Important: This documentation is about an older version. It's relevant only to the release noted, many of the features and functions have been updated or replaced. Please view the current version.
Set up Grafana for high availability
Setting up Grafana for high availability is fairly simple. You just need a shared database for storing dashboard, users, and other persistent data. So the default embedded SQLite database will not work, you will have to switch to MySQL or Postgres.
Configure multiple servers to use the same database
First, you need to set up MySQL or Postgres on another server and configure Grafana to use that database. You can find the configuration for doing that in the [database] section in the Grafana config. Grafana will now persist all long term data in the database. How to configure the database for high availability is out of scope for this guide. We recommend finding an expert on for the database you’re using.
Alerting
Currently alerting supports a limited form of high availability.
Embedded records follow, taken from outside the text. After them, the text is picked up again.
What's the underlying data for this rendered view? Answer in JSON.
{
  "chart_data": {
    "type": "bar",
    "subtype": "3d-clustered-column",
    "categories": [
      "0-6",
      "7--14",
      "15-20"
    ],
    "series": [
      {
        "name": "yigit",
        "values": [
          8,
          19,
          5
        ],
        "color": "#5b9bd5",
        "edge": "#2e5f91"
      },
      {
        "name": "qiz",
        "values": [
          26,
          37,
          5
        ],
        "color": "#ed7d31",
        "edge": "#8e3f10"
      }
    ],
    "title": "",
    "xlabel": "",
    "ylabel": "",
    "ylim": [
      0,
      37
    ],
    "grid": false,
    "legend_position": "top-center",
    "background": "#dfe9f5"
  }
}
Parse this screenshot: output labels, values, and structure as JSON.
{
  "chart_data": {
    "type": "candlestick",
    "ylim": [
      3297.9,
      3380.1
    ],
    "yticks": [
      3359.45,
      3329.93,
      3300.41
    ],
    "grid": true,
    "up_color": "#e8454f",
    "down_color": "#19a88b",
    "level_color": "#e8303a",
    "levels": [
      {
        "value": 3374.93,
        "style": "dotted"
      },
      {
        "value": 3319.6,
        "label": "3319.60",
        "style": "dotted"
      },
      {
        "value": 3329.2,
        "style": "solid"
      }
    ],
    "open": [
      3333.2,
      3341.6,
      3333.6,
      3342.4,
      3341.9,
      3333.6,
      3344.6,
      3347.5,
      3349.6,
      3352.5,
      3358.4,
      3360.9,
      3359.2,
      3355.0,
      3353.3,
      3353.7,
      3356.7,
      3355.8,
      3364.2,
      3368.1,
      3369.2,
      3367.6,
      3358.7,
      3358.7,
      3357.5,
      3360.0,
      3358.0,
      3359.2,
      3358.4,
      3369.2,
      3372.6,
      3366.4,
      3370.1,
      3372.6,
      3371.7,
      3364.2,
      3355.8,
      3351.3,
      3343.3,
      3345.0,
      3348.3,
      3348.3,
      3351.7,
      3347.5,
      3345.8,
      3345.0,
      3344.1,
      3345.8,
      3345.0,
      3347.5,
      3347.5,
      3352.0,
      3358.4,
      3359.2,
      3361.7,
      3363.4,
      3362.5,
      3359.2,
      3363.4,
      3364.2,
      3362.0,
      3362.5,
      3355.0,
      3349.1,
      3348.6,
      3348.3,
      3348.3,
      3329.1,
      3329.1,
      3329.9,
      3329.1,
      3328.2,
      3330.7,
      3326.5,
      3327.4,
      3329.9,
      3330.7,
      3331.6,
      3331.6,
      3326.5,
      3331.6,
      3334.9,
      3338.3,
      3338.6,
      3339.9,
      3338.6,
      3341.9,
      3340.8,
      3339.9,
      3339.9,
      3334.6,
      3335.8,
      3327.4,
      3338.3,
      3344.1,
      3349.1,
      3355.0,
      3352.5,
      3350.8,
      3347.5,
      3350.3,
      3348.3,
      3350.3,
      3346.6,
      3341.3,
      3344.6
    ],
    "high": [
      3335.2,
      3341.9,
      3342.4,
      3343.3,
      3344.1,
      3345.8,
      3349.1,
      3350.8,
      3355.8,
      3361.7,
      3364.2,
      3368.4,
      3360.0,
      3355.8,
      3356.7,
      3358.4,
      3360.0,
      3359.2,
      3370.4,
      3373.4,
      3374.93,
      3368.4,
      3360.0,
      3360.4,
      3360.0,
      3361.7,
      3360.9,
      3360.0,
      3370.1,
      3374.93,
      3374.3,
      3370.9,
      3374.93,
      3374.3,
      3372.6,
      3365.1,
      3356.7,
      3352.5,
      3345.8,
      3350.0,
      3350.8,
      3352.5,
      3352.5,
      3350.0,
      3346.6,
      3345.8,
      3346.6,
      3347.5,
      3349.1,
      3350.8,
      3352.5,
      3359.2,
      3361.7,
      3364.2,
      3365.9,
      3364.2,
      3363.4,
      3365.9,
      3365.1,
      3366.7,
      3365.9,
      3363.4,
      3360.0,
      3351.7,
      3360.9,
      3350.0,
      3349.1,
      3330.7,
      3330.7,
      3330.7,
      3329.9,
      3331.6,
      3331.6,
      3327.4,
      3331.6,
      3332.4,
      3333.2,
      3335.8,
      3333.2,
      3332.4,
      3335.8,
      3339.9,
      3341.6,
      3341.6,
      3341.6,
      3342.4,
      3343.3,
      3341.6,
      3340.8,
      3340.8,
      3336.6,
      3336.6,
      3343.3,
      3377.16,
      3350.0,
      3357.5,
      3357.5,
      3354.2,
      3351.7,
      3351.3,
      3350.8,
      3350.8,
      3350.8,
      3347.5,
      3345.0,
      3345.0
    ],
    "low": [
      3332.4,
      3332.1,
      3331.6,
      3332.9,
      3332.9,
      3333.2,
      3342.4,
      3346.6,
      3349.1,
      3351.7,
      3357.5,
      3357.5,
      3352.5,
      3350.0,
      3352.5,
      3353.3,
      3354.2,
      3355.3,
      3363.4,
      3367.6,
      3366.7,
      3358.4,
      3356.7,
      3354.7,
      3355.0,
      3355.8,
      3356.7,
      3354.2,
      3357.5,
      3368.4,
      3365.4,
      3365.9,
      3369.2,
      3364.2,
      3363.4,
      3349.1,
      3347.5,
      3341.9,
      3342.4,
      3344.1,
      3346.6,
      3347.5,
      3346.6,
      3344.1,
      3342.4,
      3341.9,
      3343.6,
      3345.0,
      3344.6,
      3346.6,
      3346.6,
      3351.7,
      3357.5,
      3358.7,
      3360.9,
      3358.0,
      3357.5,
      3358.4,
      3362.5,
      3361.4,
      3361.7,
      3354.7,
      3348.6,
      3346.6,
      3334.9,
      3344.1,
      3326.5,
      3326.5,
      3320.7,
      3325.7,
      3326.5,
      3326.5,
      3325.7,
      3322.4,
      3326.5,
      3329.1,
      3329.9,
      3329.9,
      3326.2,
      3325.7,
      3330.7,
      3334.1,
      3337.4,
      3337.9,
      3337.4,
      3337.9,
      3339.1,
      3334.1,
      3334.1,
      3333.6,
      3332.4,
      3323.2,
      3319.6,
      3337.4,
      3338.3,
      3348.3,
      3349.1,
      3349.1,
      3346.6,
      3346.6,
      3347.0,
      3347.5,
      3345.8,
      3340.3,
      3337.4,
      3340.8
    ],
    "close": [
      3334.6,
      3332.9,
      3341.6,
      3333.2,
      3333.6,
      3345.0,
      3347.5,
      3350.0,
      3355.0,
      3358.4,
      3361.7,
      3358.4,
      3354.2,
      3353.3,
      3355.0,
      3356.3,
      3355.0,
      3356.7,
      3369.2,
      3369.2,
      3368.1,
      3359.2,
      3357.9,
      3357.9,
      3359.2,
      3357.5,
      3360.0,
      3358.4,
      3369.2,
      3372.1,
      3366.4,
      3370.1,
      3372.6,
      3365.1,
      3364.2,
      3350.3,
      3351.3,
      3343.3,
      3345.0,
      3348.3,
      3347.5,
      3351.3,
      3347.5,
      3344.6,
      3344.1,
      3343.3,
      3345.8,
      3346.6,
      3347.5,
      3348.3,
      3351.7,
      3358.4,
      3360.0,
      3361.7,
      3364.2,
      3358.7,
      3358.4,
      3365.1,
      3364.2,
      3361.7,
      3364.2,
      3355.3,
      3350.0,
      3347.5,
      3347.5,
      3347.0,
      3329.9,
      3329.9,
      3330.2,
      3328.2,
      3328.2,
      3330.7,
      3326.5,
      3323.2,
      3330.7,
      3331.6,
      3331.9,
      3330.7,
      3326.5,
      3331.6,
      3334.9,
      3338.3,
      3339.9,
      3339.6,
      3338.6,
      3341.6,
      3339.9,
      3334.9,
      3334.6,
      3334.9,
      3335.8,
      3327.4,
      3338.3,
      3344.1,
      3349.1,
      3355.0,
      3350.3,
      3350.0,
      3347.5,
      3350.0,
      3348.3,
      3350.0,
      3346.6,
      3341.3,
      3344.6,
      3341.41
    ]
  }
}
Since v4.2.0, alert notifications are deduped when running multiple servers. This means all alerts are executed on every server but alert notifications are only sent once per alert. Grafana does not support load distribution between servers.
User sessions
After Grafana 6.2 you don’t need to configure session storage since the database will be used by default. If you want to offload the login session data from the database you can configure remote_cache
The second thing to consider is how to deal with user sessions and how to configure your load balancer in front of Grafana.
Grafana supports two ways of storing session data: locally on disk or in a database/cache-server.
If you want to store sessions on disk you can use sticky sessions
in your load balancer. If you prefer to store session data in a database/cache-server
you can use any stateless routing strategy in your load balancer (ex round robin or least connections).
Sticky sessions
Using sticky sessions, all traffic for one user will always be sent to the same server. Which means that session related data can be stored on disk rather than on a shared database. This is the default behavior for Grafana and if you only want multiple servers for fail over this is a good solution since it requires the least amount of work.
Stateless sessions
You can also choose to store session data in a Redis/Memcache/Postgres/MySQL which means that the load balancer can send a user to any Grafana server without having to log in on each server. This requires a little bit more work from the operator but enables you to remove/add grafana servers without impacting the user experience. If you use MySQL/Postgres for session storage, you first need a table to store the session data in. More details about that in [sessions]
For Grafana itself it doesn’t really matter if you store the session data on disk or database/redis/memcache. But we recommend using a database/redis/memcache since it makes it easier to manage the grafana servers.